Even before the rise of 3D printing, “gun kits,” that contain everything needed to make a firearm minus a receiver, have been readily available. The user then either makes their own receiver, or purchases an incomplete “80%” receiver and finishes the work.

3D printing’s involvement has made this process more accessible, lowering the skills required to print these receivers, and ultimately allowing anybody to make an unregistered, 100-plus round capable gun.

An AR15 rifle with a bright blue 3D printed "lower" reciever.
An AR15 rifle with a 3D printed “lower” reciever.

How Dangerous are Multi-Material Guns?

Multi-material guns are significantly more effective weapons than plastic guns on all fronts, but are still dismissed as being too unreliable when compared to other improvised weapons. They still fail frequently, with users never entirely certain that a bullet will exit the barrel with each trigger pull.

Despite all of the advances 3D printing has brought to the homemade gun world, the future of homemade guns appears to lay not with 3D printing, but with another increasingly affordable technology that promises to address all of the current weapon’s shortcomings.

CNC Milled Guns

Computer numerical control (CNC) milling machines function in a similar fashion to 3D printing. CNC differs in that rather than adding layers of material to create an object, it instead removes material. In this case, CNC machines remove material from an aluminum workpiece to form the gun component.

The technology’s real value is its ability to produce metal firearm receivers. As mentioned above, manually finishing a receiver takes time and skill to complete accurately. While 3D printed receivers are proven to work well, they ultimately face reliability issues. CNC milled receivers solve both issues, with the end-user only needing to manually attach a gun kit’s components to an accurately and automatically milled metal receiver.

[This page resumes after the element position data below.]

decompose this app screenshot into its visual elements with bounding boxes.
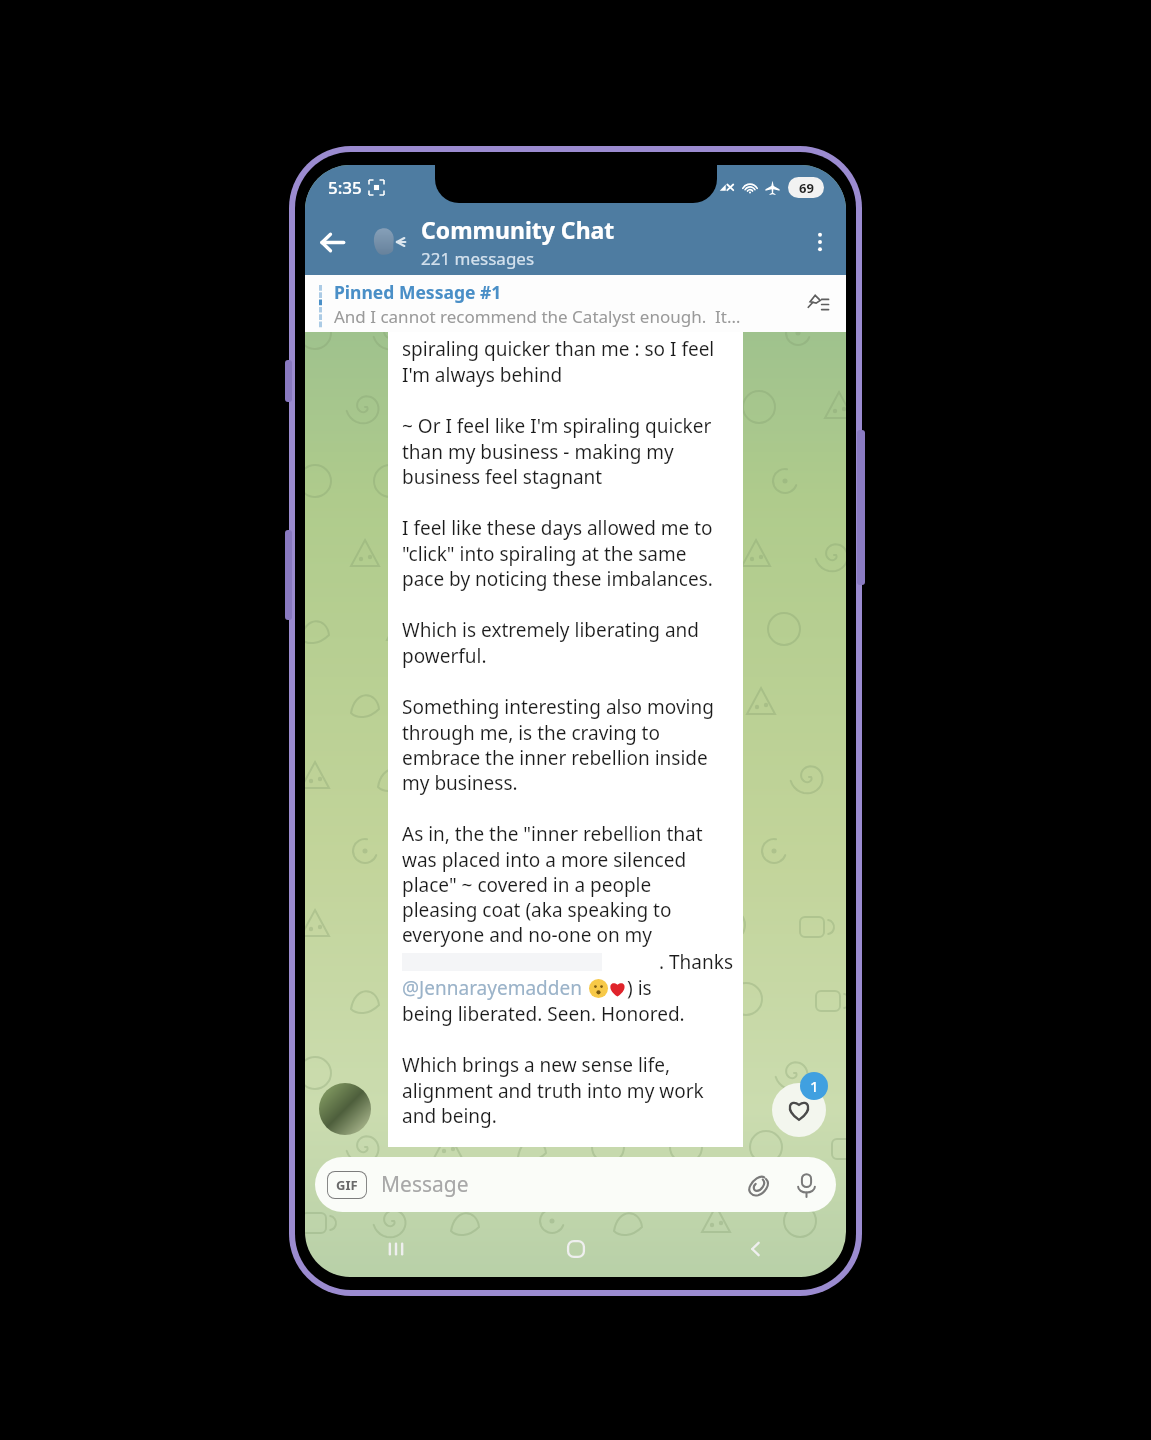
button[interactable]: spiraling quicker than me : so I feel I'…: [388, 332, 743, 1147]
staticText: 1: [810, 1076, 819, 1096]
staticText: ~ Or I feel like I'm spiraling quicker t…: [402, 413, 712, 490]
button[interactable]: Back: [666, 1221, 846, 1277]
staticText: And I cannot recommend the Catalyst enou…: [334, 305, 741, 328]
button[interactable]: Attach: [736, 1162, 782, 1208]
button[interactable]: Community Chat: [421, 214, 794, 270]
button[interactable]: Home: [486, 1221, 666, 1277]
button[interactable]: Recents: [305, 1221, 486, 1277]
button[interactable]: Pinned messages list: [794, 281, 840, 327]
button[interactable]: Back: [305, 215, 359, 269]
button[interactable]: Like: [772, 1083, 826, 1137]
staticText: As in, the the "inner rebellion that was…: [402, 821, 703, 948]
staticText: I feel like these days allowed me to "cl…: [402, 515, 713, 592]
staticText: Community Chat: [421, 214, 615, 245]
button[interactable]: Pinned Message #1: [305, 275, 846, 332]
staticText: @Jennarayemadden: [402, 975, 582, 1001]
staticText: . Thanks: [659, 949, 733, 975]
button[interactable]: GIF: [327, 1171, 367, 1199]
staticText: Something interesting also moving throug…: [402, 694, 714, 796]
staticText: GIF: [336, 1176, 358, 1194]
button[interactable]: GIF: [315, 1157, 836, 1212]
button[interactable]: Voice message: [782, 1161, 830, 1209]
staticText: spiraling quicker than me : so I feel I'…: [402, 336, 715, 388]
staticText: Message: [381, 1170, 736, 1199]
staticText: 221 messages: [421, 247, 535, 270]
staticText: Which brings a new sense life, alignment…: [402, 1052, 704, 1129]
staticText: 69: [799, 179, 814, 197]
staticText: 5:35: [328, 176, 362, 199]
staticText: Pinned Message #1: [334, 280, 502, 304]
button[interactable]: More options: [794, 216, 846, 268]
staticText: Which is extremely liberating and powerf…: [402, 617, 700, 669]
staticText: being liberated. Seen. Honored.: [402, 1001, 685, 1027]
staticText: ) is: [627, 975, 652, 1001]
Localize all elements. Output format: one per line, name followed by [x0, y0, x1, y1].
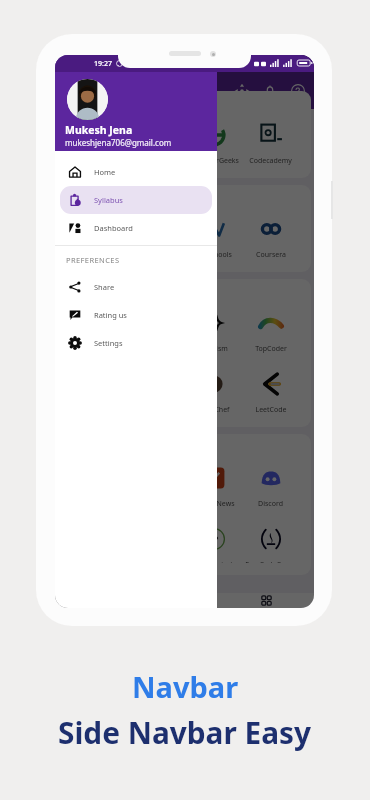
staticText: Dashboard [94, 223, 133, 233]
button[interactable]: Help [290, 83, 306, 99]
button[interactable]: Udemy [70, 216, 128, 260]
staticText: PREFERENCES [66, 255, 120, 265]
button[interactable]: Coursera [242, 216, 299, 260]
staticText: Mukesh Jena [65, 123, 133, 137]
button[interactable]: Share [60, 273, 212, 301]
button[interactable]: Open navigation menu [64, 82, 81, 99]
button[interactable]: HackerNews [185, 465, 242, 509]
staticText: Navbar [132, 667, 239, 706]
staticText: HackerRank [79, 344, 119, 354]
staticText: TopCoder [255, 344, 287, 354]
staticText: W3Schools [196, 250, 232, 260]
staticText: Udemy [87, 250, 111, 260]
staticText: CodeChef [197, 405, 230, 415]
button[interactable]: Home [60, 158, 212, 186]
staticText: Rating us [94, 310, 127, 320]
button[interactable]: OdinProject [185, 526, 242, 563]
button[interactable]: Code [205, 594, 218, 607]
button[interactable]: Rating us [60, 301, 212, 329]
button[interactable]: GeeksForGeeks [185, 122, 242, 166]
staticText: LeetCode [255, 405, 287, 415]
button[interactable]: Codecademy [242, 122, 299, 166]
staticText: GeeksForGeeks [188, 156, 239, 166]
button[interactable]: Programiz [128, 122, 185, 166]
staticText: Coursera [256, 250, 286, 260]
button[interactable]: Dashboard [60, 214, 212, 242]
staticText: Share [94, 282, 115, 292]
staticText: Practice Coding [70, 286, 140, 298]
staticText: Codecademy [249, 156, 292, 166]
button[interactable]: FreeCodeCamp [242, 526, 299, 563]
button[interactable]: Apps [260, 594, 273, 607]
button[interactable]: HackerRank [70, 310, 128, 354]
staticText: OdinProject [194, 560, 233, 563]
staticText: Discord [258, 499, 283, 509]
button[interactable]: Notifications [262, 83, 278, 99]
button[interactable]: Tutorialspoint [70, 122, 128, 166]
button[interactable]: W3Schools [185, 216, 242, 260]
button[interactable]: LeetCode [242, 371, 299, 415]
button[interactable]: Syllabus [60, 186, 212, 214]
button[interactable]: Settings [60, 329, 212, 357]
staticText: Syllabus [94, 195, 123, 205]
staticText: Learn Programming [70, 98, 160, 110]
button[interactable]: TopCoder [242, 310, 299, 354]
staticText: Home [94, 167, 116, 177]
staticText: 19:27 [94, 59, 112, 69]
button[interactable]: Codeism [185, 310, 242, 354]
button[interactable]: Reorder [234, 83, 250, 99]
staticText: Online Courses [70, 192, 138, 204]
button[interactable]: CodeChef [185, 371, 242, 415]
staticText: Settings [94, 338, 123, 348]
button[interactable]: edX [128, 216, 185, 260]
button[interactable]: Discord [242, 465, 299, 509]
staticText: mukeshjena706@gmail.com [65, 137, 172, 148]
staticText: HackerNews [193, 499, 235, 509]
staticText: Codeism [199, 344, 228, 354]
staticText: Side Navbar Easy [58, 712, 312, 753]
staticText: FreeCodeCamp [245, 560, 296, 563]
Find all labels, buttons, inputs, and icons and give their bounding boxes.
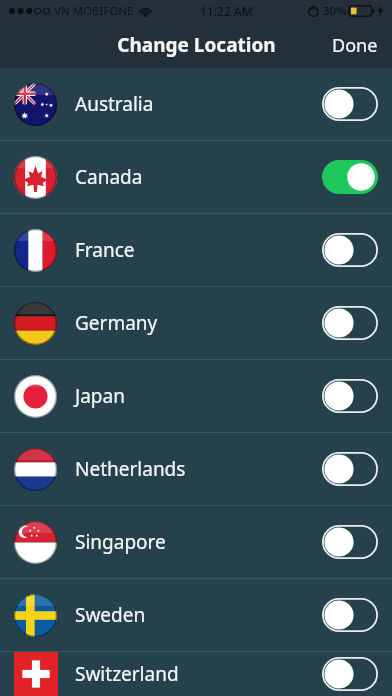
staticText: 30% bbox=[323, 3, 346, 19]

The resulting fully-metal gun is just as dangerous as standard guns, and can be made by someone without much CNC experience.

Andy Greenberg, poses with his CNC milled AR15 rifle.
Andy Greenberg, a senior writer for WIRED magazine, holds his CNC milled AR15 rifle

The barrier to entry was initially limited by cost, with CNC mills in 2013 capable of gun production costing thousands of dollars, rather than hundreds. However, efforts by Defense Distributed have seen even that barrier drop to an unprecedented low.

Ghost Gunner

The Ghost Gunner is a CNC machine designed by Defense Distributed specifically to make printing gun receivers cheap and easy. They are currently selling their third generation model, the Ghost Gunner 3, for $2,100. It is capable of milling various receivers ready to be assembled into weapons, including the AR-15 rifle, AR-308 rifle, and M1911 pistol.

A "Ghost Gunner 3" CNC machine, sits next to a open laptop displaying Defence Distributed's website.
The Ghost Gunner 3 by Defense Distributed.

What place does 3D printed guns have in the world today?

The fear that 3D printing would be used by criminals to print lethal weapons was tempered in the face of the first generation of fragile and failure-prone pistols. 

But the technology has quietly innovated over the past 7 years. Today, individuals can now affordably, quickly, privately, and with no existing skill, build a weapon that performs indiscernibly from one purchased legitimately. And all without any form of official screening – so long as they can legally buy gun kits.

Perhaps ironically, the concerns originally raised in 2013 have now become reality, though to far less fanfare.

I began this article by theorizing that a lack of involvement in crime caused the spotlight on these weapons to fade, with their place in the world seemingly playing second fiddle to more conventional homemade weapons.

However, with current 3D printed and CNC milled weapons performing so effectively, and the barrier to entry lower than ever, it would be far from surprising if that status quo soon changes.